Владимир сидел в седле, опустив поводья и мерно, подчиняясь неторопливой и машистой иноходи белого жеребца, покачивался. Небо поутру синее, даже глубинно-синее, куда ни кинешь взгляд, ни единого облачка, и это нагоняло на юного князя тихую, саму в себе, стороннему глазу неприметную тоску. Впрочем, скоро она ослабла, стала не так остра и болезненна, это когда от передовой сторожи донеслись до Владимира веселые возгласы, потом крики одобрения, и уж много позже, когда меж дружинных отроков поутихло, взнялись сначала негромкие и как бы теснящиеся друг подле друга, но с каждым мгновением все более набирающие силу песенные слова. Было в этих словах столько грусти и вместе какого-то светлого и ясного торжества человеческого духа, что у Владимира на сердце защемило, и он погнал коня вперед, и тот, словно бы даже обидевшись, рванул с места и вынес юного князя на зеленую поляну. Тут близ разлапистого дерева толпились отроки, опустив мечи на землю, и с трепетом, которого нельзя не заметить в лицах хотя уже и огрубелых, но без той холодности, что так отличает бывалых воинов, слушали слепого сказителя. Будимир сидел на жесткой траве, чуть ссутулившись, и смотрел перед собой изжелта-темными невидящими глазами. У Владимира, когда он подъехал и внимательно вгляделся в сказителя, возникло ощущение, что тот прозревает неближнее, в глубине минувшего затерянное, и потому не мучается своей слепотой. Там он оставил лучшее, что было у него в жизни, и ничего другого ему не надо, как не надо видеть землю, по которой он ходит об руку с мальчиком — поводырем. И да воссияет и в их сердцах!
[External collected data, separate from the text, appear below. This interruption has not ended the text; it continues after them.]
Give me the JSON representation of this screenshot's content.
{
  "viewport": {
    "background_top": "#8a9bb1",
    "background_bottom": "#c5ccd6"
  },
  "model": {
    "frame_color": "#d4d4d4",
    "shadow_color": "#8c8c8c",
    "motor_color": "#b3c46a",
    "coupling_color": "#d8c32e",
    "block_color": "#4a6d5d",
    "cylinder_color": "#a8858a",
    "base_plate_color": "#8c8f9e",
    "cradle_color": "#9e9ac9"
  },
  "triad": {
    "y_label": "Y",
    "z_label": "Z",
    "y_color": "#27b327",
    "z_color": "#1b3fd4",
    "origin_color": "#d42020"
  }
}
Старый певец держал в руках гусли и перебирал тонкими подрагивающими пальцами слабо и влажно поблескивающие струны. Но делал это нечасто, а лишь в те поры, когда голос, поднявшись высоко, так высоко, что было странно, как еще не оборвался и продолжает колебать устоялый душный воздух, точно бы зависал на этой высоте, замерев. Сказитель дотрагивался до струн и совсем не звонкая и пронзительная, но какая-то приглушенная, словно бы робеющая чего-то мелодия поднималась вослед голосу старого певца и… настигала, и уже не казалась слабой и стесненной, скорее, мягкой и все про свое назначение понимающей. Владимиру она чудилась живой, благость вокруг сеющей, эта благость отмечалась не только в воздухе, отчего он уже не был неколеблемо устоялый и душный, а во всем близ юного князя легшем, даже в малой желтой травинке, не умеющей вскинуться над землей, и в усохшем дубе с омертвелыми ветвями, хотя и тускло, и бледно.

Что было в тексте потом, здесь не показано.